Baking is a great pleasure, particularly when the steps are simple and the results are glorious. I’ve become very fond of learning to make the most basic, regularly bought baked goods myself. Making breads and crackers is so astonishingly inexpensive, compared to what we could buy for the same quality. I’m regularly amazed to discover how easy they are to prepare and how versatile a good dough can be. Flatbread is one of these delights.

flatbread © elisa rathje 2012

I’ve learned to make these recipes well in advance to allow for a long, slow rise, making the breads flavourful and easily digested, in the old-time way. A few minutes to mix the ingredients, a few more to knead them. The only trick is remembering that I’ve set the mixing bowl away in the airing cupboard for the night. I’ve spent time making sourdough and was inspired by a baking class at River Cottage to try a yeast dough. I used the pizza dough recipe from my beloved copy of River Cottage Bread. I did toss in a bit of sourdough culture for some depth.

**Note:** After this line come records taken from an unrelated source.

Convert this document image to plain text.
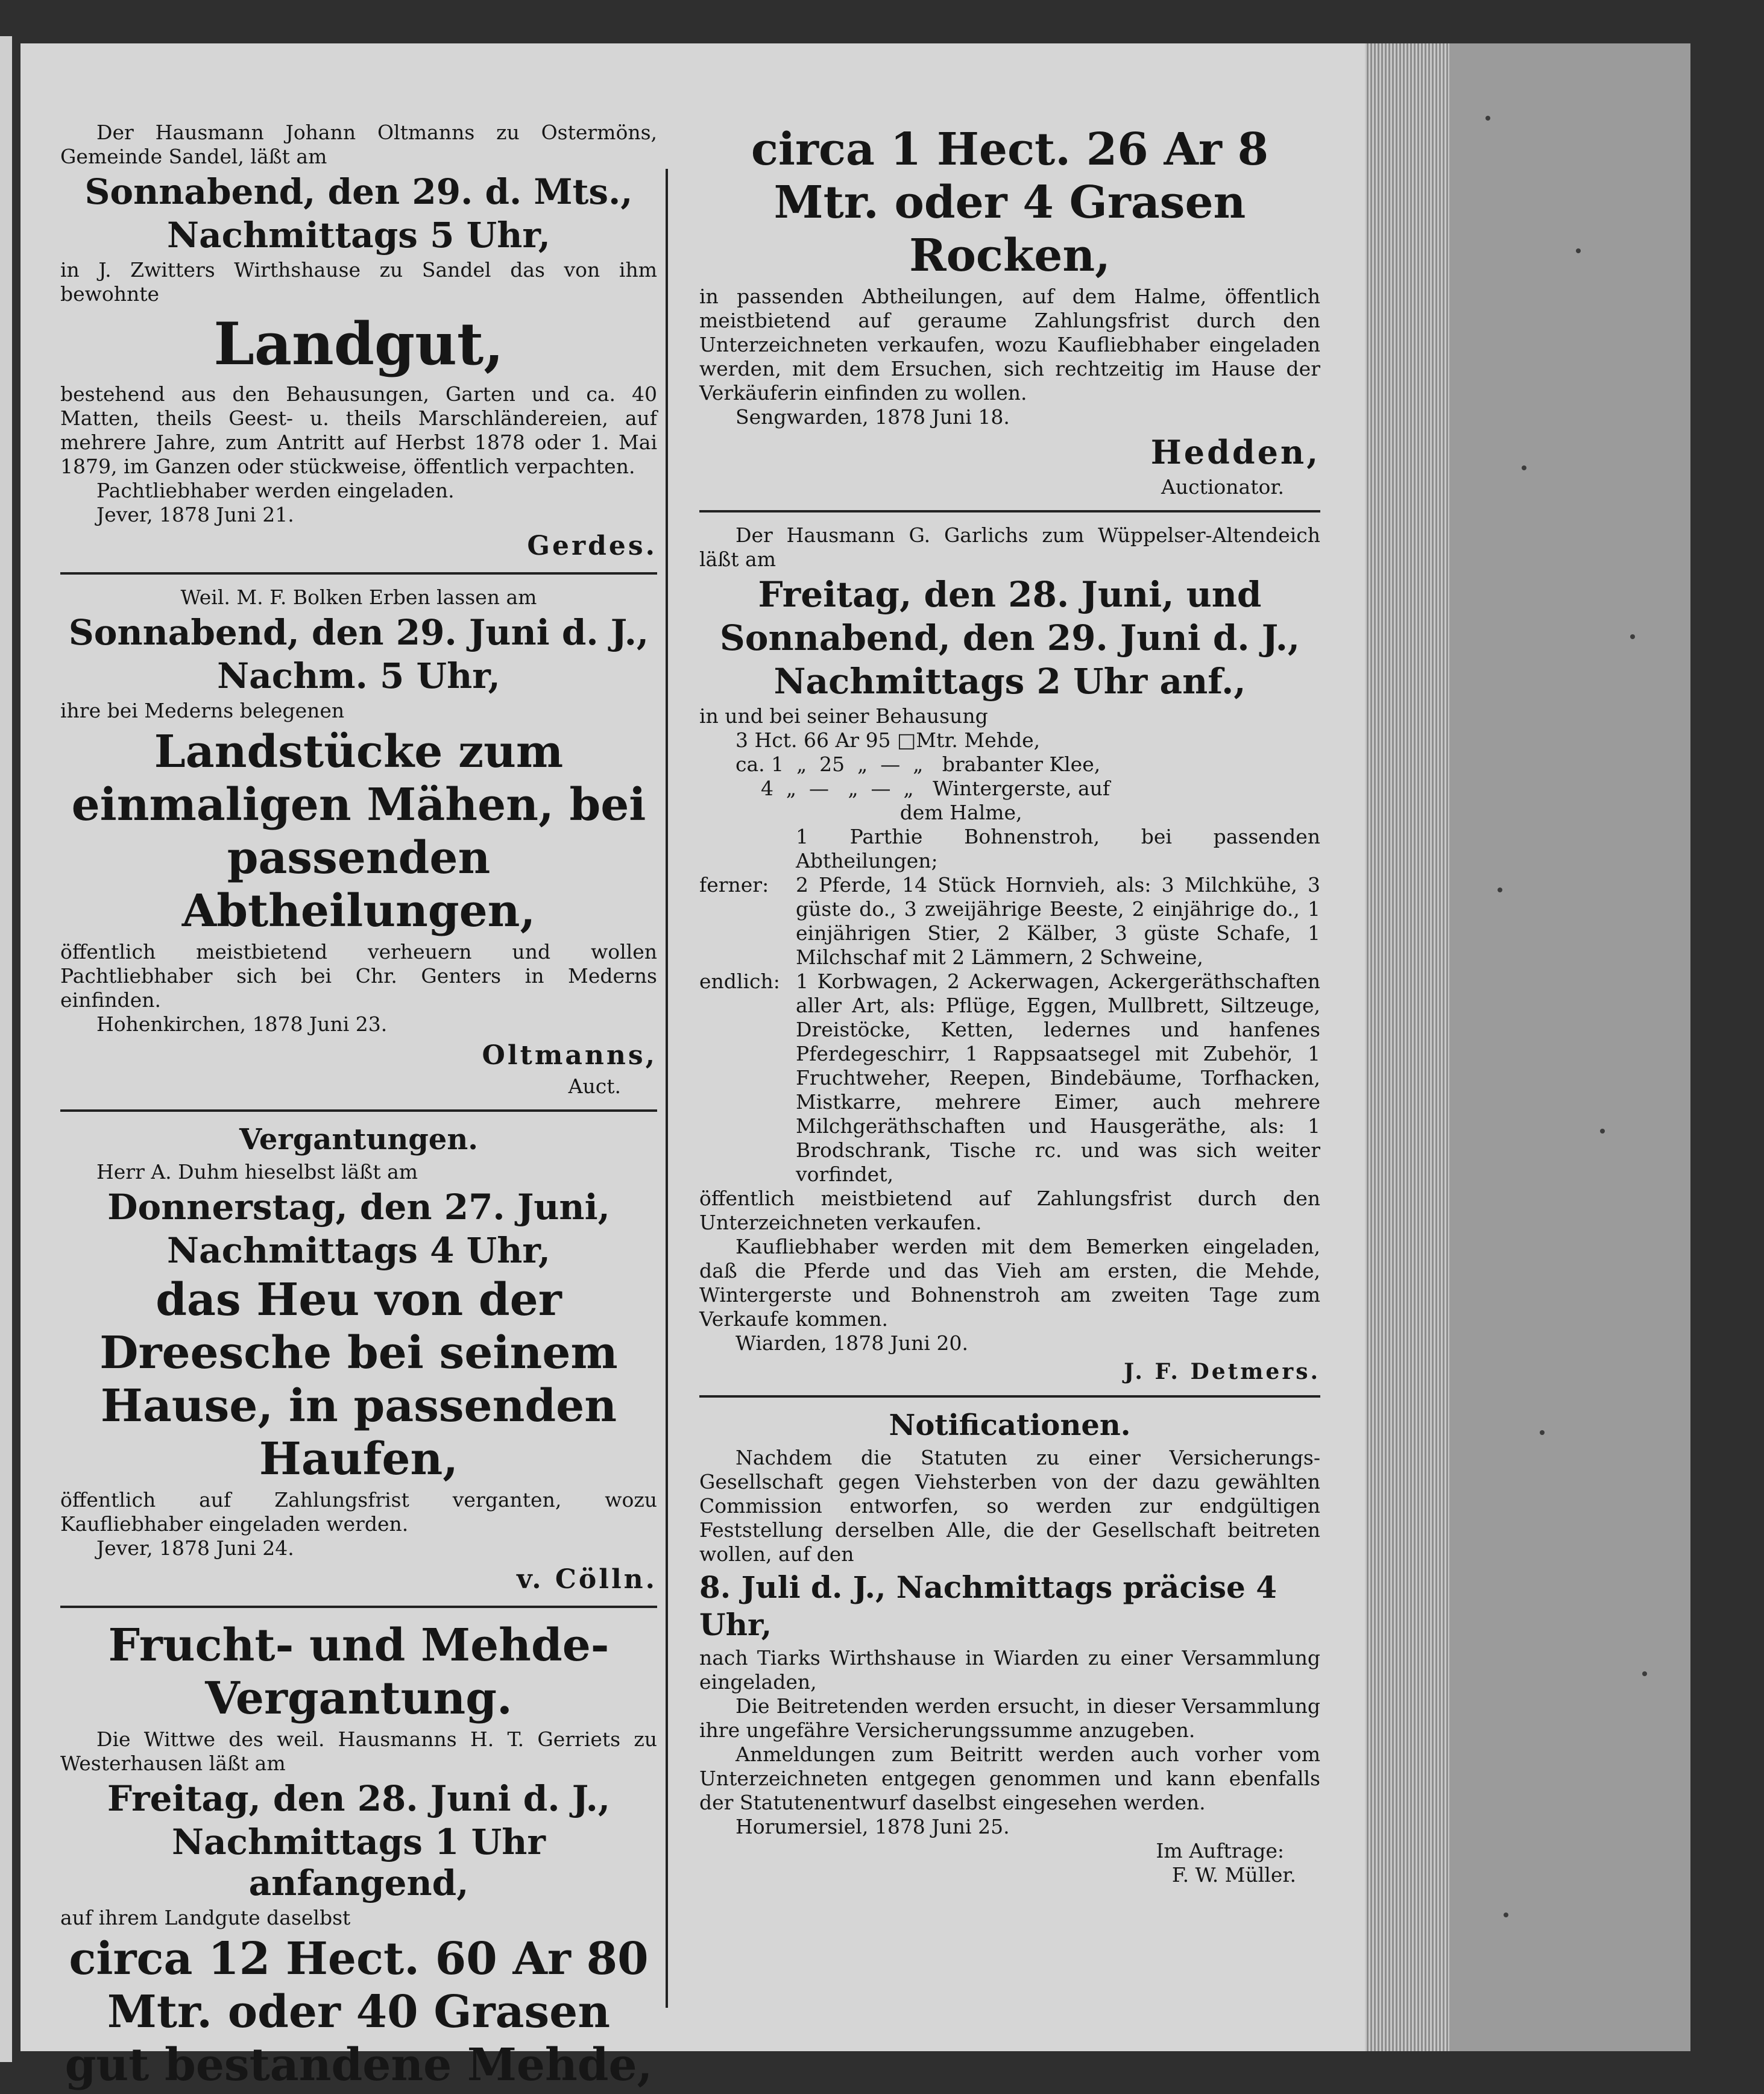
Der Hausmann Johann Oltmanns zu Ostermöns, Gemeinde Sandel, läßt am

Sonnabend, den 29. d. Mts.,
Nachmittags 5 Uhr,

in J. Zwitters Wirthshause zu Sandel das von ihm bewohnte

Landgut,

bestehend aus den Behausungen, Garten und ca. 40 Matten, theils Geest- u. theils Marschländereien, auf mehrere Jahre, zum Antritt auf Herbst 1878 oder 1. Mai 1879, im Ganzen oder stückweise, öffentlich verpachten.

Pachtliebhaber werden eingeladen.

Jever, 1878 Juni 21.

Gerdes.

Weil. M. F. Bolken Erben lassen am

Sonnabend, den 29. Juni d. J.,
Nachm. 5 Uhr,

ihre bei Mederns belegenen

Landstücke zum einmaligen Mähen, bei passenden Abtheilungen,

öffentlich meistbietend verheuern und wollen Pachtliebhaber sich bei Chr. Genters in Mederns einfinden.

Hohenkirchen, 1878 Juni 23.

Oltmanns,

Auct.

Vergantungen.

Herr A. Duhm hieselbst läßt am

Donnerstag, den 27. Juni,
Nachmittags 4 Uhr,
das Heu von der Dreesche bei seinem Hause, in passenden Haufen,

öffentlich auf Zahlungsfrist verganten, wozu Kaufliebhaber eingeladen werden.

Jever, 1878 Juni 24.

v. Cölln.
Frucht- und Mehde-Vergantung.

Die Wittwe des weil. Hausmanns H. T. Gerriets zu Westerhausen läßt am

Freitag, den 28. Juni d. J.,
Nachmittags 1 Uhr anfangend,

auf ihrem Landgute daselbst

circa 12 Hect. 60 Ar 80 Mtr. oder 40 Grasen gut bestandene Mehde,
circa 1 Hect. 26 Ar 8 Mtr. oder 4 Grasen Rocken,

in passenden Abtheilungen, auf dem Halme, öffentlich meistbietend auf geraume Zahlungsfrist durch den Unterzeichneten verkaufen, wozu Kaufliebhaber eingeladen werden, mit dem Ersuchen, sich rechtzeitig im Hause der Verkäuferin einfinden zu wollen.

Sengwarden, 1878 Juni 18.

Hedden,

Auctionator.

Der Hausmann G. Garlichs zum Wüppelser-Altendeich läßt am

Freitag, den 28. Juni, und
Sonnabend, den 29. Juni d. J.,
Nachmittags 2 Uhr anf.,

in und bei seiner Behausung

3 Hct. 66 Ar 95 □Mtr. Mehde,
ca. 1  „  25  „  —  „   brabanter Klee,
4  „  —   „  —  „   Wintergerste, auf
dem Halme,

1 Parthie Bohnenstroh, bei passenden Abtheilungen;

ferner:	2 Pferde, 14 Stück Hornvieh, als: 3 Milchkühe, 3 güste do., 3 zweijährige Beeste, 2 einjährige do., 1 einjährigen Stier, 2 Kälber, 3 güste Schafe, 1 Milchschaf mit 2 Lämmern, 2 Schweine,
endlich: 1 Korbwagen, 2 Ackerwagen, Ackergeräthschaften aller Art, als: Pflüge, Eggen, Mullbrett, Siltzeuge, Dreistöcke, Ketten, ledernes und hanfenes Pferdegeschirr, 1 Rappsaatsegel mit Zubehör, 1 Fruchtweher, Reepen, Bindebäume, Torfhacken, Mistkarre, mehrere Eimer, auch mehrere Milchgeräthschaften und Hausgeräthe, als: 1 Brodschrank, Tische rc. und was sich weiter vorfindet,

öffentlich meistbietend auf Zahlungsfrist durch den Unterzeichneten verkaufen.

Kaufliebhaber werden mit dem Bemerken eingeladen, daß die Pferde und das Vieh am ersten, die Mehde, Wintergerste und Bohnenstroh am zweiten Tage zum Verkaufe kommen.

Wiarden, 1878 Juni 20.

J. F. Detmers.
Notificationen.

Nachdem die Statuten zu einer Versicherungs-Gesellschaft gegen Viehsterben von der dazu gewählten Commission entworfen, so werden zur endgültigen Feststellung derselben Alle, die der Gesellschaft beitreten wollen, auf den

8. Juli d. J., Nachmittags präcise 4 Uhr,

nach Tiarks Wirthshause in Wiarden zu einer Versammlung eingeladen,

Die Beitretenden werden ersucht, in dieser Versammlung ihre ungefähre Versicherungssumme anzugeben.

Anmeldungen zum Beitritt werden auch vorher vom Unterzeichneten entgegen genommen und kann ebenfalls der Statutenentwurf daselbst eingesehen werden.

Horumersiel, 1878 Juni 25.

Im Auftrage:

F. W. Müller.
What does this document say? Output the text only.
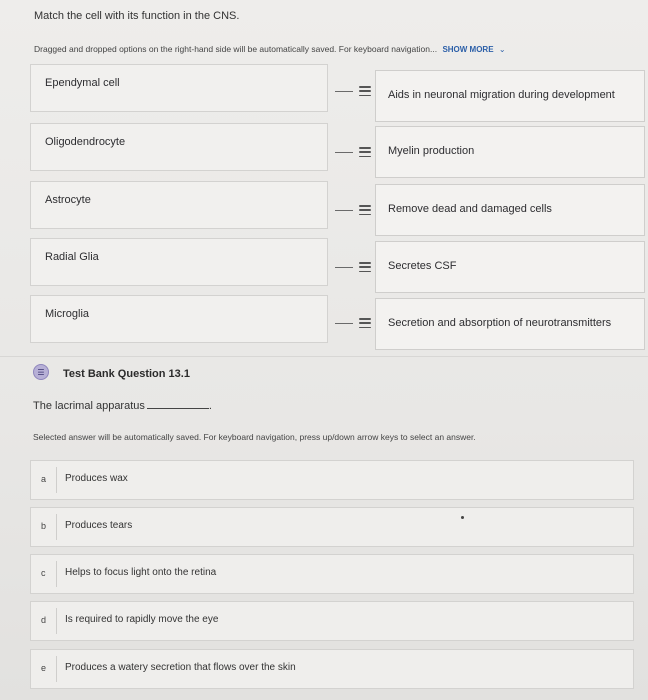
Match the cell with its function in the CNS.
Dragged and dropped options on the right-hand side will be automatically saved. For keyboard navigation... SHOW MORE ⌄
Ependymal cell
Aids in neuronal migration during development
Oligodendrocyte
Myelin production
Astrocyte
Remove dead and damaged cells
Radial Glia
Secretes CSF
Microglia
Secretion and absorption of neurotransmitters
☰	Test Bank Question 13.1
The lacrimal apparatus	.
Selected answer will be automatically saved. For keyboard navigation, press up/down arrow keys to select an answer.
a Produces wax
b Produces tears
c Helps to focus light onto the retina
d Is required to rapidly move the eye
e Produces a watery secretion that flows over the skin
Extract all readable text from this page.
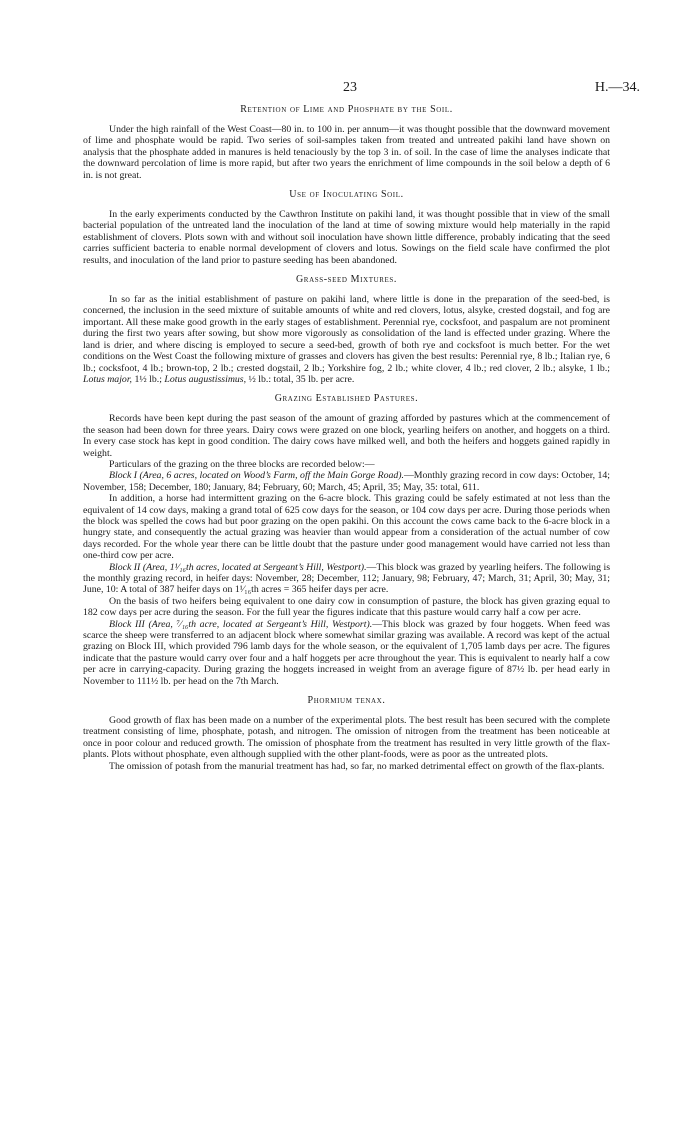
23	H.—34.
Retention of Lime and Phosphate by the Soil.

Under the high rainfall of the West Coast—80 in. to 100 in. per annum—it was thought possible that the downward movement of lime and phosphate would be rapid. Two series of soil-samples taken from treated and untreated pakihi land have shown on analysis that the phosphate added in manures is held tenaciously by the top 3 in. of soil. In the case of lime the analyses indicate that the downward percolation of lime is more rapid, but after two years the enrichment of lime compounds in the soil below a depth of 6 in. is not great.

Use of Inoculating Soil.

In the early experiments conducted by the Cawthron Institute on pakihi land, it was thought possible that in view of the small bacterial population of the untreated land the inoculation of the land at time of sowing mixture would help materially in the rapid establishment of clovers. Plots sown with and without soil inoculation have shown little difference, probably indicating that the seed carries sufficient bacteria to enable normal development of clovers and lotus. Sowings on the field scale have confirmed the plot results, and inoculation of the land prior to pasture seeding has been abandoned.

Grass-seed Mixtures.

In so far as the initial establishment of pasture on pakihi land, where little is done in the preparation of the seed-bed, is concerned, the inclusion in the seed mixture of suitable amounts of white and red clovers, lotus, alsyke, crested dogstail, and fog are important. All these make good growth in the early stages of establishment. Perennial rye, cocksfoot, and paspalum are not prominent during the first two years after sowing, but show more vigorously as consolidation of the land is effected under grazing. Where the land is drier, and where discing is employed to secure a seed-bed, growth of both rye and cocksfoot is much better. For the wet conditions on the West Coast the following mixture of grasses and clovers has given the best results: Perennial rye, 8 lb.; Italian rye, 6 lb.; cocksfoot, 4 lb.; brown-top, 2 lb.; crested dogstail, 2 lb.; Yorkshire fog, 2 lb.; white clover, 4 lb.; red clover, 2 lb.; alsyke, 1 lb.; Lotus major, 1½ lb.; Lotus augustissimus, ½ lb.: total, 35 lb. per acre.

Grazing Established Pastures.

Records have been kept during the past season of the amount of grazing afforded by pastures which at the commencement of the season had been down for three years. Dairy cows were grazed on one block, yearling heifers on another, and hoggets on a third. In every case stock has kept in good condition. The dairy cows have milked well, and both the heifers and hoggets gained rapidly in weight.

Particulars of the grazing on the three blocks are recorded below:—

Block I (Area, 6 acres, located on Wood’s Farm, off the Main Gorge Road).—Monthly grazing record in cow days: October, 14; November, 158; December, 180; January, 84; February, 60; March, 45; April, 35; May, 35: total, 611.

In addition, a horse had intermittent grazing on the 6-acre block. This grazing could be safely estimated at not less than the equivalent of 14 cow days, making a grand total of 625 cow days for the season, or 104 cow days per acre. During those periods when the block was spelled the cows had but poor grazing on the open pakihi. On this account the cows came back to the 6-acre block in a hungry state, and consequently the actual grazing was heavier than would appear from a consideration of the actual number of cow days recorded. For the whole year there can be little doubt that the pasture under good management would have carried not less than one-third cow per acre.

Block II (Area, 1¹⁄₁₆th acres, located at Sergeant’s Hill, Westport).—This block was grazed by yearling heifers. The following is the monthly grazing record, in heifer days: November, 28; December, 112; January, 98; February, 47; March, 31; April, 30; May, 31; June, 10: A total of 387 heifer days on 1¹⁄₁₆th acres = 365 heifer days per acre.

On the basis of two heifers being equivalent to one dairy cow in consumption of pasture, the block has given grazing equal to 182 cow days per acre during the season. For the full year the figures indicate that this pasture would carry half a cow per acre.

Block III (Area, ⁷⁄₁₆th acre, located at Sergeant’s Hill, Westport).—This block was grazed by four hoggets. When feed was scarce the sheep were transferred to an adjacent block where somewhat similar grazing was available. A record was kept of the actual grazing on Block III, which provided 796 lamb days for the whole season, or the equivalent of 1,705 lamb days per acre. The figures indicate that the pasture would carry over four and a half hoggets per acre throughout the year. This is equivalent to nearly half a cow per acre in carrying-capacity. During grazing the hoggets increased in weight from an average figure of 87½ lb. per head early in November to 111½ lb. per head on the 7th March.

Phormium tenax.

Good growth of flax has been made on a number of the experimental plots. The best result has been secured with the complete treatment consisting of lime, phosphate, potash, and nitrogen. The omission of nitrogen from the treatment has been noticeable at once in poor colour and reduced growth. The omission of phosphate from the treatment has resulted in very little growth of the flax-plants. Plots without phosphate, even although supplied with the other plant-foods, were as poor as the untreated plots.

The omission of potash from the manurial treatment has had, so far, no marked detrimental effect on growth of the flax-plants.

flatbread © elisa rathje 2012

Such a pleasure to roll these out. They were quite sticky and required lots of flour. With my sweet friend Heather, visiting us at our country cottage, we decided to use the dough to make ourselves wraps for lunch, cooked rapidly on a hot dry skillet and turned when puffy and golden, then filled with fresh vegetables and avocado. We were adventurous and made mozzarella together as well, and chilled it for our evening meal. So great to cook with a good friend. We rolled out the dough the same way that night, each of us choosing what we wanted on our own little pizza. Heaven. The next day I treated the bread as a tortilla, and filled it with beans, cheese, vegetables and spices. There are so many wonderful variations on leavened and unleavened flatbreads and what to eat with them, I think we’ll make it a weekly ritual.